The flapper became an ideal for women who wanted to be modern, chic, and carefree. By the mid-1920s, the flapper lifestyle was seen as a game rather than a social protest. Although always presented as young, flappers were no longer only teenagers; any woman could become one. Flappers had come to represent a lifestyle that was associated with the speakeasies, yet still acceptable for modern middle-class women who wanted greater personal freedom. This new self-assurance and self-awareness was represented in films by beautiful, energetic, independent female characters who were aware of their sexuality and knew how to get what they wanted. In the film It, Clara Bow plays a middle-class working girl in a department store who uses her sex appeal (the titular “it”) to capture the attention of the heir to the store and marry into wealth.
Impact
The flapper left her indelible mark on the language, dress, and behavior of American women. She was often labeled as bold for her outspoken nature and her use of slang; she was not a woman to be shocked by swearing or to censure the language of others. Flappers were energetic, independent, self-sufficient, and sure of themselves, and they ushered in a new era of freedom for women. The changing attitudes they inspired increasingly allowed women to enroll in colleges, enter the workforce, participate in politics, and generally play a greater role in society and public life.
Bibliography
Blackman, Cally. Twentieth Century Fashion: The Twenties and Thirties—Flappers and Vamps. Milwaukee, Wis.: Gareth Stevens, 2000. Discusses Chanel’s influence on the development of the flapper style.

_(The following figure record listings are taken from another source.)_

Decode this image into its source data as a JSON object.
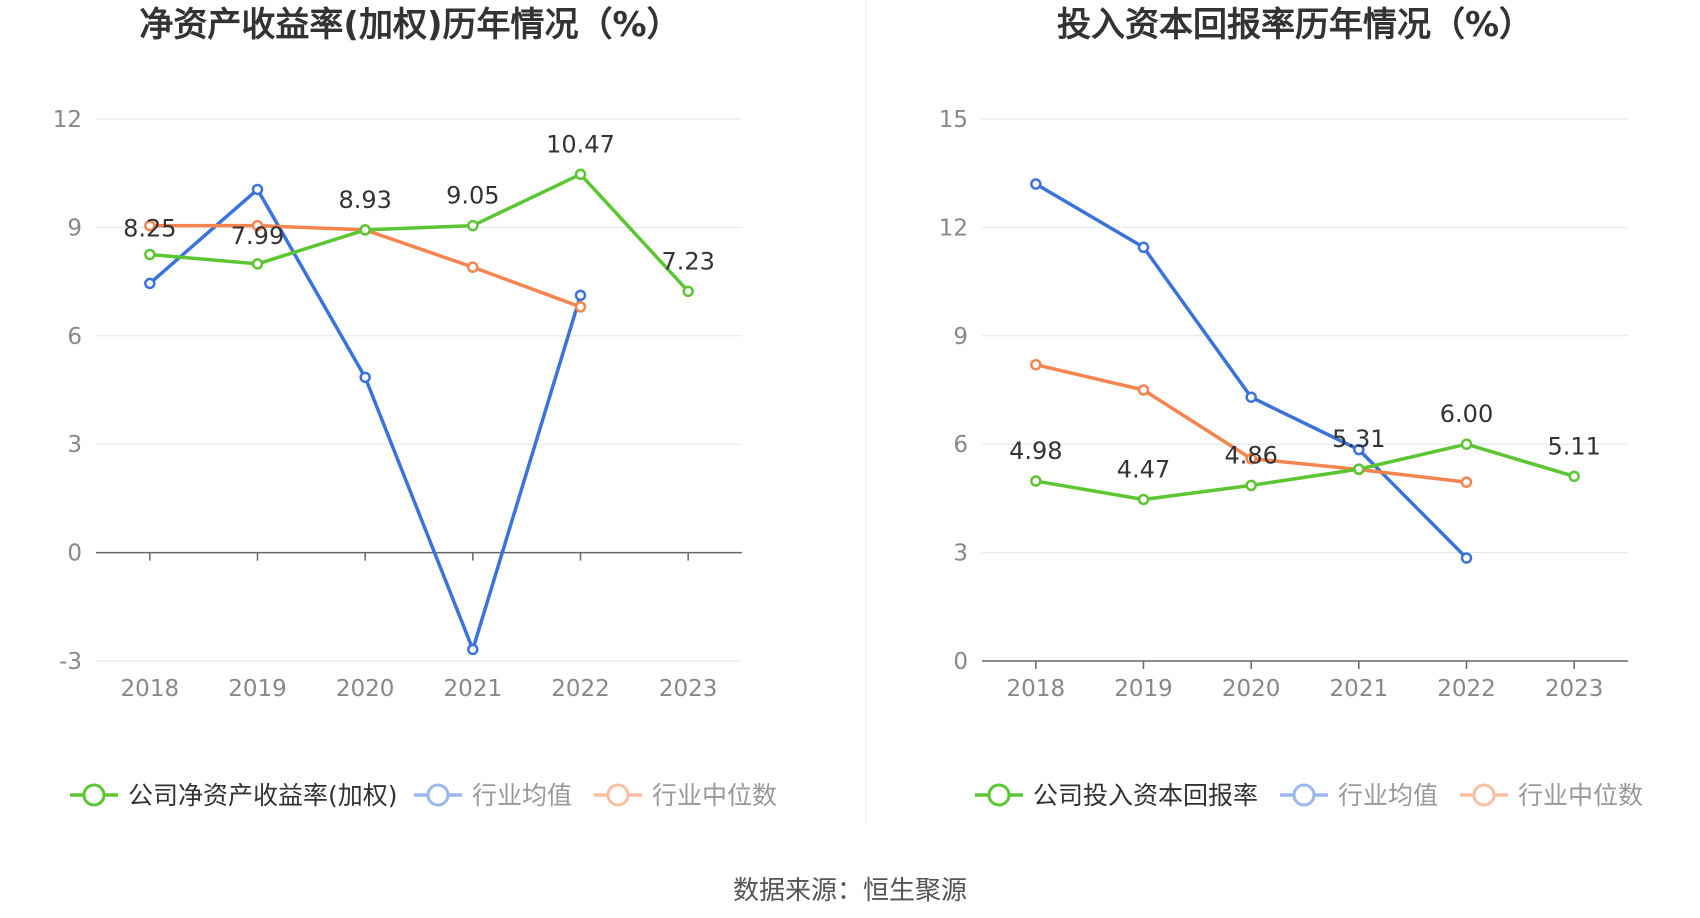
{
  "source_label": "数据来源：恒生聚源",
  "colors": {
    "company": "#5cc632",
    "avg": "#3b73dc",
    "median": "#f5844f",
    "grid": "#e0e6f1",
    "axis": "#666666",
    "tick": "#888888",
    "title": "#333333"
  },
  "chart_data": [
    {
      "type": "line",
      "title": "净资产收益率(加权)历年情况（%）",
      "categories": [
        "2018",
        "2019",
        "2020",
        "2021",
        "2022",
        "2023"
      ],
      "ylim": [
        -3,
        12
      ],
      "yticks": [
        -3,
        0,
        3,
        6,
        9,
        12
      ],
      "grid": true,
      "legend_position": "bottom",
      "series": [
        {
          "name": "公司净资产收益率(加权)",
          "values": [
            8.25,
            7.99,
            8.93,
            9.05,
            10.47,
            7.23
          ],
          "labels": [
            "8.25",
            "7.99",
            "8.93",
            "9.05",
            "10.47",
            "7.23"
          ],
          "color_key": "company"
        },
        {
          "name": "行业均值",
          "values": [
            7.45,
            10.05,
            4.85,
            -2.68,
            7.12,
            null
          ],
          "color_key": "avg"
        },
        {
          "name": "行业中位数",
          "values": [
            9.05,
            9.05,
            8.93,
            7.9,
            6.8,
            null
          ],
          "color_key": "median"
        }
      ]
    },
    {
      "type": "line",
      "title": "投入资本回报率历年情况（%）",
      "categories": [
        "2018",
        "2019",
        "2020",
        "2021",
        "2022",
        "2023"
      ],
      "ylim": [
        0,
        15
      ],
      "yticks": [
        0,
        3,
        6,
        9,
        12,
        15
      ],
      "grid": true,
      "legend_position": "bottom",
      "series": [
        {
          "name": "公司投入资本回报率",
          "values": [
            4.98,
            4.47,
            4.86,
            5.31,
            6.0,
            5.11
          ],
          "labels": [
            "4.98",
            "4.47",
            "4.86",
            "5.31",
            "6.00",
            "5.11"
          ],
          "color_key": "company"
        },
        {
          "name": "行业均值",
          "values": [
            13.2,
            11.45,
            7.3,
            5.85,
            2.85,
            null
          ],
          "color_key": "avg"
        },
        {
          "name": "行业中位数",
          "values": [
            8.2,
            7.5,
            5.6,
            5.3,
            4.95,
            null
          ],
          "color_key": "median"
        }
      ]
    }
  ]
}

Chadwick, Whitney, and Tirza True Latimer, eds. The Modern Woman Revisited: Paris Between the Wars. New Brunswick, N.J.: Rutgers University Press, 2003. Discusses the influence of the expatriate society of Paris between the world wars.
Fass, Paula S. The Damned and the Beautiful: American Youth in the 1920s. Oxford: Oxford University Press, 1979. A scholarly social history of the flappers.
Sagert, Kelly Boyer. Flappers: A Guide to an American Subculture. Santa Barbara, Calif.: Greenwood Press, 2010. Provides general information about the decade that produced the flappers.
Zeitz, Joshua. Flapper: A Madcap Story of Sex, Style, Celebrity, and the Women Who Made America Modern. New York: Crown, 2006. A historical look at flappers and the influences of the Fitzgeralds, Chanel, and Bow.